Com’è facilmente intuibile, l’operatore nella maggior parte dei casi opterà per l’emissione di un voucher, negando al consumatore il rimborso delle somme già versate per i viaggi e vacanze già prenotate, ma può considerarsi legittima la normativa varata per l’emergenza Covid-19?

Va, innanzitutto, evidenziato che l’art. 28, D.L. 9/2020 disciplina esclusivamente l’ipotesi in cui sia il viaggiatore a chiedere l’annullamento del viaggio, mentre nel caso in cui sia l’agenzia turistica ad annullare il pacchetto turistico a causa dell’emergenza sanitaria, questa è tenuta a restituire al viaggiatore tutte le somme anticipate, trovando piena applicazione l‘art. 41 del Codice del Turismo.


Al di fuori di questo caso, sussiste una sostanziale divergenza tra la decretazione d’urgenza e la disciplina dettata dal Codice del Turismo, che non sembra essere una “svista”, quanto un tentativo di arginare le conseguenze contingenti dell’emergenza coronavirus sul comparto turistico, che più di ogni altro subirà una grave e duratura crisi economica.

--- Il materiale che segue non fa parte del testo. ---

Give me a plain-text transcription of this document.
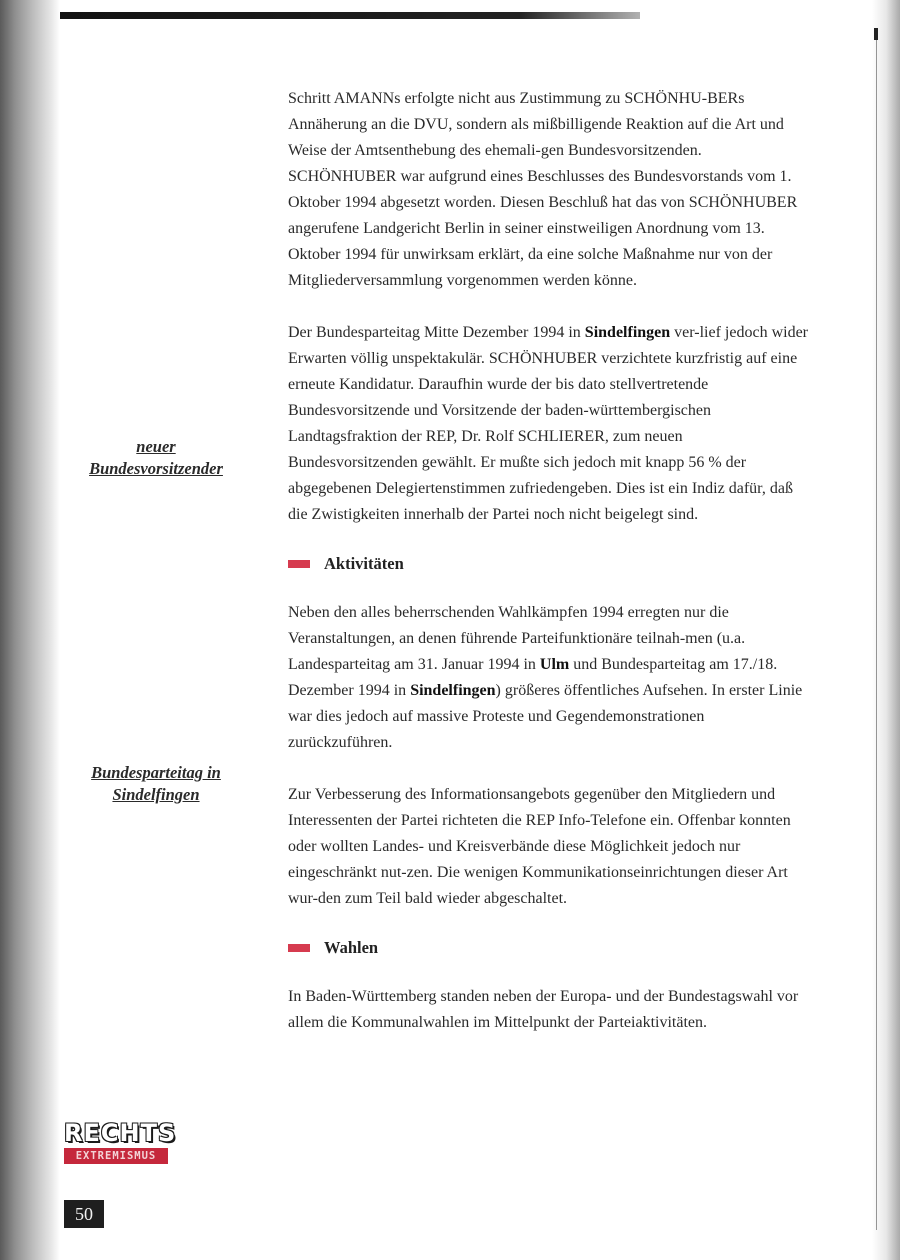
neuer
Bundesvorsitzender
Bundesparteitag in
Sindelfingen

Schritt AMANNs erfolgte nicht aus Zustimmung zu SCHÖNHU-BERs Annäherung an die DVU, sondern als mißbilligende Reaktion auf die Art und Weise der Amtsenthebung des ehemali-gen Bundesvorsitzenden. SCHÖNHUBER war aufgrund eines Beschlusses des Bundesvorstands vom 1. Oktober 1994 abgesetzt worden. Diesen Beschluß hat das von SCHÖNHUBER angerufene Landgericht Berlin in seiner einstweiligen Anordnung vom 13. Oktober 1994 für unwirksam erklärt, da eine solche Maßnahme nur von der Mitgliederversammlung vorgenommen werden könne.

Der Bundesparteitag Mitte Dezember 1994 in Sindelfingen ver-lief jedoch wider Erwarten völlig unspektakulär. SCHÖNHUBER verzichtete kurzfristig auf eine erneute Kandidatur. Daraufhin wurde der bis dato stellvertretende Bundesvorsitzende und Vorsitzende der baden-württembergischen Landtagsfraktion der REP, Dr. Rolf SCHLIERER, zum neuen Bundesvorsitzenden gewählt. Er mußte sich jedoch mit knapp 56 % der abgegebenen Delegiertenstimmen zufriedengeben. Dies ist ein Indiz dafür, daß die Zwistigkeiten innerhalb der Partei noch nicht beigelegt sind.

Aktivitäten

Neben den alles beherrschenden Wahlkämpfen 1994 erregten nur die Veranstaltungen, an denen führende Parteifunktionäre teilnah-men (u.a. Landesparteitag am 31. Januar 1994 in Ulm und Bundesparteitag am 17./18. Dezember 1994 in Sindelfingen) größeres öffentliches Aufsehen. In erster Linie war dies jedoch auf massive Proteste und Gegendemonstrationen zurückzuführen.

Zur Verbesserung des Informationsangebots gegenüber den Mitgliedern und Interessenten der Partei richteten die REP Info-Telefone ein. Offenbar konnten oder wollten Landes- und Kreisverbände diese Möglichkeit jedoch nur eingeschränkt nut-zen. Die wenigen Kommunikationseinrichtungen dieser Art wur-den zum Teil bald wieder abgeschaltet.

Wahlen

In Baden-Württemberg standen neben der Europa- und der Bundestagswahl vor allem die Kommunalwahlen im Mittelpunkt der Parteiaktivitäten.

RECHTS
EXTREMISMUS
50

Va comunque osservato che, se non verranno apportate modifiche al decreto legge in sede di sua conversione, tali da renderlo conforme alla vigente normativa di tutela del consumatore in materia di turismo, si profilerà l’insorgenza di un fronte contenzioso che vedrà, da un lato, i consumatori invocare la disapplicazione della legislazione di emergenza in favore della direttiva comunitaria recepita dal Codice del Turismo e, dall’altro lato, gli operatori del turismo sostenere che il carattere emergenziale di tali norme le rende un’eccezione compatibile con il diritto comunitario.


Al momento non si può escludere che, in prospettiva, possa essere proprio l’Unione Europea a riconoscere che l’emergenza coronavirus legittimi la deroga della normativa interna di uno Stato alle direttive europee, ma nel frattempo, in assenza di una indicazione in tal senso da parte dell’Ue, l’attuale contrasto legislativo sembra doversi risolvere in favore dei consumatori, non potendosi ritenere legittime norme emergenziali che comprimono i diritti della parte più debole del contratto.


Resta il fatto che, quand’anche in sede giudiziaria dovessero accogliersi le istanze dei consumatori, le sentenze giungerebbero quando ormai l’operatore turistico potrebbe aver già chiuso i battenti causa fallimento “per coronavirus”, perciò è opportuno che in ogni situazione prevalga sempre tra le parti il buon senso, affinché venga raggiunto un accordo al quale poter dare concreta attuazione.